I remember that we had a birthday party planned for the weekend, and she started crying and said she was scared that this would be our last party together as a family. AAthlete, meet your bottom... I went upstairs, hit me knees, and vowed to do whatever it took to get sober and keep my family together.
You see, all along it had always been about me and my selfishness. I drank because I was depressed, or because I didn't have enough money to buy what I wanted, or because I won a race. In the end they were all excuses and were the way that I had chosen to deal with the same problems and challenges that most people deal with sober everyday. I didn't think I was hurting anyone but myself, when in reality I was destroying all the people around me. I had always swore that I wasn't going to be like my father, yet when I looked in the mirror I couldn't deny what I saw. Alcoholic? Check... Drinking more important then son? Check... Never around for his events? Check.....

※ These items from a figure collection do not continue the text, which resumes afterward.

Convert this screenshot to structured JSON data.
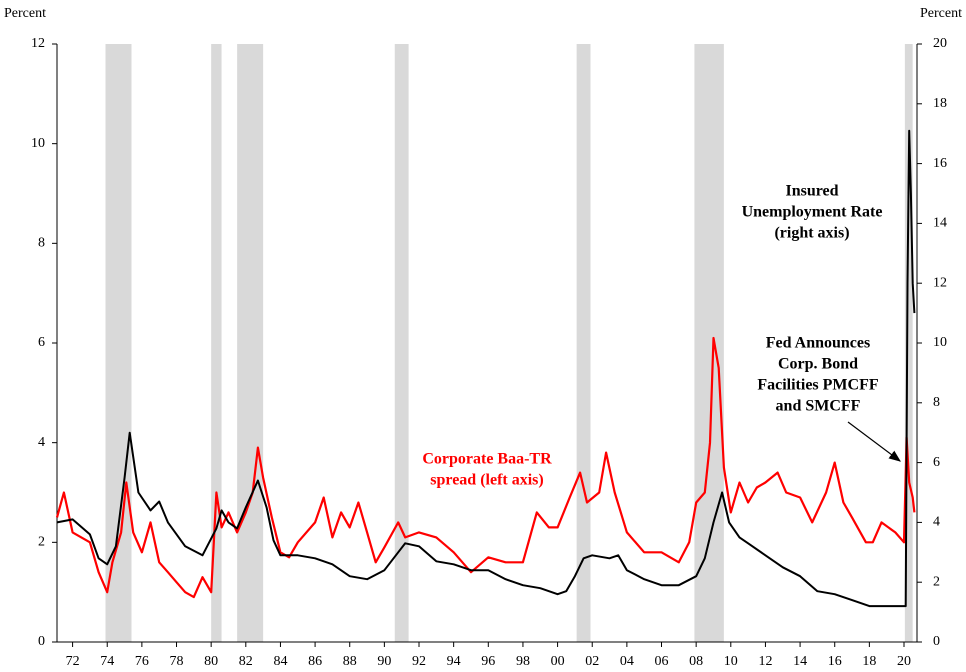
{
  "chart_data": {
    "type": "line",
    "y_label": "Percent",
    "y2_label": "Percent",
    "xlim": [
      1971.1,
      2020.75
    ],
    "xticks": [
      {
        "value": 1972,
        "label": "72"
      },
      {
        "value": 1974,
        "label": "74"
      },
      {
        "value": 1976,
        "label": "76"
      },
      {
        "value": 1978,
        "label": "78"
      },
      {
        "value": 1980,
        "label": "80"
      },
      {
        "value": 1982,
        "label": "82"
      },
      {
        "value": 1984,
        "label": "84"
      },
      {
        "value": 1986,
        "label": "86"
      },
      {
        "value": 1988,
        "label": "88"
      },
      {
        "value": 1990,
        "label": "90"
      },
      {
        "value": 1992,
        "label": "92"
      },
      {
        "value": 1994,
        "label": "94"
      },
      {
        "value": 1996,
        "label": "96"
      },
      {
        "value": 1998,
        "label": "98"
      },
      {
        "value": 2000,
        "label": "00"
      },
      {
        "value": 2002,
        "label": "02"
      },
      {
        "value": 2004,
        "label": "04"
      },
      {
        "value": 2006,
        "label": "06"
      },
      {
        "value": 2008,
        "label": "08"
      },
      {
        "value": 2010,
        "label": "10"
      },
      {
        "value": 2012,
        "label": "12"
      },
      {
        "value": 2014,
        "label": "14"
      },
      {
        "value": 2016,
        "label": "16"
      },
      {
        "value": 2018,
        "label": "18"
      },
      {
        "value": 2020,
        "label": "20"
      }
    ],
    "ylim": [
      0,
      12
    ],
    "yticks": [
      0,
      2,
      4,
      6,
      8,
      10,
      12
    ],
    "y2lim": [
      0,
      20
    ],
    "y2ticks": [
      0,
      2,
      4,
      6,
      8,
      10,
      12,
      14,
      16,
      18,
      20
    ],
    "recessions": [
      [
        1973.9,
        1975.4
      ],
      [
        1980.0,
        1980.6
      ],
      [
        1981.5,
        1983.0
      ],
      [
        1990.6,
        1991.4
      ],
      [
        2001.1,
        2001.9
      ],
      [
        2007.9,
        2009.6
      ],
      [
        2020.05,
        2020.5
      ]
    ],
    "recession_color": "#d9d9d9",
    "series": [
      {
        "name": "Corporate Baa-TR spread (left axis)",
        "color": "#ff0000",
        "axis": "y",
        "x": [
          1971.1,
          1971.5,
          1972,
          1973,
          1973.5,
          1974,
          1974.3,
          1974.8,
          1975.1,
          1975.5,
          1976,
          1976.5,
          1977,
          1977.5,
          1978,
          1978.5,
          1979,
          1979.5,
          1980,
          1980.3,
          1980.6,
          1981,
          1981.5,
          1982,
          1982.4,
          1982.7,
          1983,
          1983.5,
          1984,
          1984.5,
          1985,
          1986,
          1986.5,
          1987,
          1987.5,
          1988,
          1988.5,
          1989,
          1989.5,
          1990,
          1990.8,
          1991.2,
          1992,
          1993,
          1994,
          1995,
          1996,
          1997,
          1998,
          1998.8,
          1999.5,
          2000,
          2000.7,
          2001.3,
          2001.7,
          2002.4,
          2002.8,
          2003.3,
          2004,
          2005,
          2006,
          2007,
          2007.6,
          2008,
          2008.5,
          2008.8,
          2009,
          2009.3,
          2009.6,
          2010,
          2010.5,
          2011,
          2011.5,
          2012,
          2012.7,
          2013.2,
          2014,
          2014.7,
          2015.5,
          2016,
          2016.5,
          2017,
          2017.8,
          2018.2,
          2018.7,
          2019.5,
          2020,
          2020.15,
          2020.3,
          2020.5,
          2020.6
        ],
        "values": [
          2.5,
          3.0,
          2.2,
          2.0,
          1.4,
          1.0,
          1.6,
          2.2,
          3.2,
          2.2,
          1.8,
          2.4,
          1.6,
          1.4,
          1.2,
          1.0,
          0.9,
          1.3,
          1.0,
          3.0,
          2.3,
          2.6,
          2.2,
          2.6,
          3.0,
          3.9,
          3.3,
          2.5,
          1.8,
          1.7,
          2.0,
          2.4,
          2.9,
          2.1,
          2.6,
          2.3,
          2.8,
          2.2,
          1.6,
          1.9,
          2.4,
          2.1,
          2.2,
          2.1,
          1.8,
          1.4,
          1.7,
          1.6,
          1.6,
          2.6,
          2.3,
          2.3,
          2.9,
          3.4,
          2.8,
          3.0,
          3.8,
          3.0,
          2.2,
          1.8,
          1.8,
          1.6,
          2.0,
          2.8,
          3.0,
          4.0,
          6.1,
          5.5,
          3.5,
          2.6,
          3.2,
          2.8,
          3.1,
          3.2,
          3.4,
          3.0,
          2.9,
          2.4,
          3.0,
          3.6,
          2.8,
          2.5,
          2.0,
          2.0,
          2.4,
          2.2,
          2.0,
          4.1,
          3.2,
          2.9,
          2.6
        ]
      },
      {
        "name": "Insured Unemployment Rate (right axis)",
        "color": "#000000",
        "axis": "y2",
        "x": [
          1971.1,
          1972,
          1973,
          1973.5,
          1974,
          1974.5,
          1975,
          1975.3,
          1975.8,
          1976.5,
          1977,
          1977.5,
          1978.5,
          1979.5,
          1980.3,
          1980.6,
          1981,
          1981.5,
          1982,
          1982.7,
          1983.2,
          1983.6,
          1984,
          1985,
          1986,
          1987,
          1988,
          1989,
          1990,
          1990.8,
          1991.2,
          1992,
          1993,
          1994,
          1995,
          1996,
          1997,
          1998,
          1999,
          2000,
          2000.5,
          2001,
          2001.5,
          2002,
          2003,
          2003.5,
          2004,
          2005,
          2006,
          2007,
          2008,
          2008.5,
          2009,
          2009.5,
          2009.9,
          2010.5,
          2011,
          2012,
          2013,
          2014,
          2015,
          2016,
          2017,
          2018,
          2019,
          2020.1,
          2020.2,
          2020.3,
          2020.4,
          2020.5,
          2020.6
        ],
        "values": [
          4.0,
          4.1,
          3.6,
          2.8,
          2.6,
          3.2,
          5.5,
          7.0,
          5.0,
          4.4,
          4.7,
          4.0,
          3.2,
          2.9,
          3.8,
          4.4,
          4.0,
          3.8,
          4.5,
          5.4,
          4.5,
          3.4,
          2.9,
          2.9,
          2.8,
          2.6,
          2.2,
          2.1,
          2.4,
          3.0,
          3.3,
          3.2,
          2.7,
          2.6,
          2.4,
          2.4,
          2.1,
          1.9,
          1.8,
          1.6,
          1.7,
          2.2,
          2.8,
          2.9,
          2.8,
          2.9,
          2.4,
          2.1,
          1.9,
          1.9,
          2.2,
          2.8,
          4.0,
          5.0,
          4.0,
          3.5,
          3.3,
          2.9,
          2.5,
          2.2,
          1.7,
          1.6,
          1.4,
          1.2,
          1.2,
          1.2,
          12,
          17.1,
          15,
          12,
          11
        ]
      }
    ],
    "annotations": [
      {
        "lines": [
          "Insured",
          "Unemployment Rate",
          "(right axis)"
        ]
      },
      {
        "lines": [
          "Fed Announces",
          "Corp. Bond",
          "Facilities PMCFF",
          "and SMCFF"
        ]
      },
      {
        "lines": [
          "Corporate Baa-TR",
          "spread (left axis)"
        ]
      }
    ]
  }
}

God I hated that damn mirror....
But I digress. Reality was a nice slap in the face, but I had to now take action, and that meant working a program that truly would help me find my way out of the hell that I was in. What I have learned over the last coupe of years, and I sound like a broken record, is that for a true alcoholic simply stopping drinking is not enough. I had to change MY ENTIRE outlook upon life and learn how to accept the thing I couldn't control. I think that was my biggest problem - things not turning out the way that I wanted them to. Once I honestly accepted the fact that I could not drink alcohol, period, and that I could not control the world and I had better learn how to accept and live with those facts, I was on my way...
It certainly hasn't been an easy journey, but then nothing worthwhile ever is. I always assumed when I was drinking that when I quit life would be automatically a bed of roses. Not the case at all - all the same crap is still happening in my life - I just deal with it differently. For me I used a combination of MWO and AA and it truly has saved my life. I won't go into all the boring details, but will say that I was ready and willing to do WHATEVER it took to get sober. Life and death game, remember? WHATEVER IT TOOK...

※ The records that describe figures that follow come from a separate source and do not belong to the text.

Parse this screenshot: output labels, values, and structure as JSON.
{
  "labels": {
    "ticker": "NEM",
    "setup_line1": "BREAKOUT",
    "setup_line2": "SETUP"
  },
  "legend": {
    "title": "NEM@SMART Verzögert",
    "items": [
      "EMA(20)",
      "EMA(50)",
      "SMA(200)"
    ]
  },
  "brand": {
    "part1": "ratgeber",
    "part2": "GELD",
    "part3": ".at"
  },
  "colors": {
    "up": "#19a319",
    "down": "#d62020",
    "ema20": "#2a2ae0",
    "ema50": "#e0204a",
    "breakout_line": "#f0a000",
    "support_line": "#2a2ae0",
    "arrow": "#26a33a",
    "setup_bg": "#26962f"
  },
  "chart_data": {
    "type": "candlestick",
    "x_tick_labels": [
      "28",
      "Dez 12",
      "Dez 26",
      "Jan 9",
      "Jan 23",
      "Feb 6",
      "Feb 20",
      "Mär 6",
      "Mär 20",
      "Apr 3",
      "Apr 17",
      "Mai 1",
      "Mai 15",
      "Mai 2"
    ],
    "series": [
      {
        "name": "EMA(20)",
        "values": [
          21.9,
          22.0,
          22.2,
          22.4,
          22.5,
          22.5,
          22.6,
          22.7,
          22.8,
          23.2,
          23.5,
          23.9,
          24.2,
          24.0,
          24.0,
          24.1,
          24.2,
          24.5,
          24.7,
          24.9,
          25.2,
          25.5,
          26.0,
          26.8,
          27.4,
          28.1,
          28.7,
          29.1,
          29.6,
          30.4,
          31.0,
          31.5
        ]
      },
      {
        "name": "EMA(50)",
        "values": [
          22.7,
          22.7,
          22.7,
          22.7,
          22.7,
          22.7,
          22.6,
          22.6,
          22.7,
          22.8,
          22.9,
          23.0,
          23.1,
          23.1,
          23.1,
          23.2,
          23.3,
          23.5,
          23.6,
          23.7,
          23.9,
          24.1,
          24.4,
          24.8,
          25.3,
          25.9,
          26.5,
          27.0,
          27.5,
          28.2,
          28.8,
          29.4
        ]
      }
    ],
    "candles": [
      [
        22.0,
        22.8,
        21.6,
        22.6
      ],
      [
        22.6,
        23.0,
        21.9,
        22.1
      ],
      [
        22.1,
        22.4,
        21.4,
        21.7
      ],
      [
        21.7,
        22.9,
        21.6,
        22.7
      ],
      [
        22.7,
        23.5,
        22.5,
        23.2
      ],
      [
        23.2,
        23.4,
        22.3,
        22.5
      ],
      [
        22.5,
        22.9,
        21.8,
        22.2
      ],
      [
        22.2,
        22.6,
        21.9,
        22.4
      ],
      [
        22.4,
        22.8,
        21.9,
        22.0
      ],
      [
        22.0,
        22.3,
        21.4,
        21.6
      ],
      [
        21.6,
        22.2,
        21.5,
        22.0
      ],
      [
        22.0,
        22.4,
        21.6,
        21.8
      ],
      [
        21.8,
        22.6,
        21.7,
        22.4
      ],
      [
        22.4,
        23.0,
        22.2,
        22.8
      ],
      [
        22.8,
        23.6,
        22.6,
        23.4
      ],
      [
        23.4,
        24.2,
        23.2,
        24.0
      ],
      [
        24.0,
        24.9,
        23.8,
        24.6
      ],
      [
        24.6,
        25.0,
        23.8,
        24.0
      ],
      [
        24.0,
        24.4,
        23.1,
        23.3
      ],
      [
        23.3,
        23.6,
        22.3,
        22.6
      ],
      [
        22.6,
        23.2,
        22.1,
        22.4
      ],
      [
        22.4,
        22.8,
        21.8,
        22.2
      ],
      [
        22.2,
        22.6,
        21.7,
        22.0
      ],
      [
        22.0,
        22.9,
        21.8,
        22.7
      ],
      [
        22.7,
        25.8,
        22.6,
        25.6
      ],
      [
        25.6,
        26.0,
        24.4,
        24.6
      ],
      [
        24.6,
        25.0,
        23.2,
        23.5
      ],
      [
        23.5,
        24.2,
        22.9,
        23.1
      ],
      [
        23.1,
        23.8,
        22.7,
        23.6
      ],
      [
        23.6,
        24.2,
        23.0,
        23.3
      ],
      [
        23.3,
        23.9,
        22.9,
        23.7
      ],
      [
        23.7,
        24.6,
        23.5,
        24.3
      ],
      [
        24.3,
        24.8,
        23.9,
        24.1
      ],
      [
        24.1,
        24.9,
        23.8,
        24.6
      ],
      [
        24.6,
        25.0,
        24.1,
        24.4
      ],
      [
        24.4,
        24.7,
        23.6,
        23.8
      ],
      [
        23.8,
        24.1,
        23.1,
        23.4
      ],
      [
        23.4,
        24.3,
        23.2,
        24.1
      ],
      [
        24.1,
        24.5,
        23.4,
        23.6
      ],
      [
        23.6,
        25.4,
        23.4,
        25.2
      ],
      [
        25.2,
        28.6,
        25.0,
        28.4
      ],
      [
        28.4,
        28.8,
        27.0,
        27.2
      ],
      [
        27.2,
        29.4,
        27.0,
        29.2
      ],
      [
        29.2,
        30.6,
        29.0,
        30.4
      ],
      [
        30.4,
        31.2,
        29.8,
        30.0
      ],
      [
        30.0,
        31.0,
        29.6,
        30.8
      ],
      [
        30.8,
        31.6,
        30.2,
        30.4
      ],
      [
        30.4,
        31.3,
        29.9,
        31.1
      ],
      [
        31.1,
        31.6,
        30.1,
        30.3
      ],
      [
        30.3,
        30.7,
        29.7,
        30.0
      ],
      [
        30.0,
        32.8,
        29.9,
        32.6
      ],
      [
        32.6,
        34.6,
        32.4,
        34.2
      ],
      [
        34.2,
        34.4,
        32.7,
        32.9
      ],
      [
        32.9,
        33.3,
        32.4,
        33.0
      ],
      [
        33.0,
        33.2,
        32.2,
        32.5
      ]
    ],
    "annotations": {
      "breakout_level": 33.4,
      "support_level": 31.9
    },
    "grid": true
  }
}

I will tell you this -- I AM GRATEFUL THAT I BECAME AN ALCOHOLIC. Hard to believe? Not so much to me. You see, I grew up to be a selfish, self-centered person who only thought about myself. Didn't matter whether or not you threw booze into the mix (obviously I did) - I usually didn't give a second thought to those around me because I was so busy trying to build myself up. By facing my problems and quite honestly reinventing me I have become a completely different person. I am by no means perfect and never will be, but the mental obsession to drink is long gone, I try to put others first in my life and am tolerant of those views that are different then mind.
And for now, I think, that is enough..
Thank you for taking the time to read this.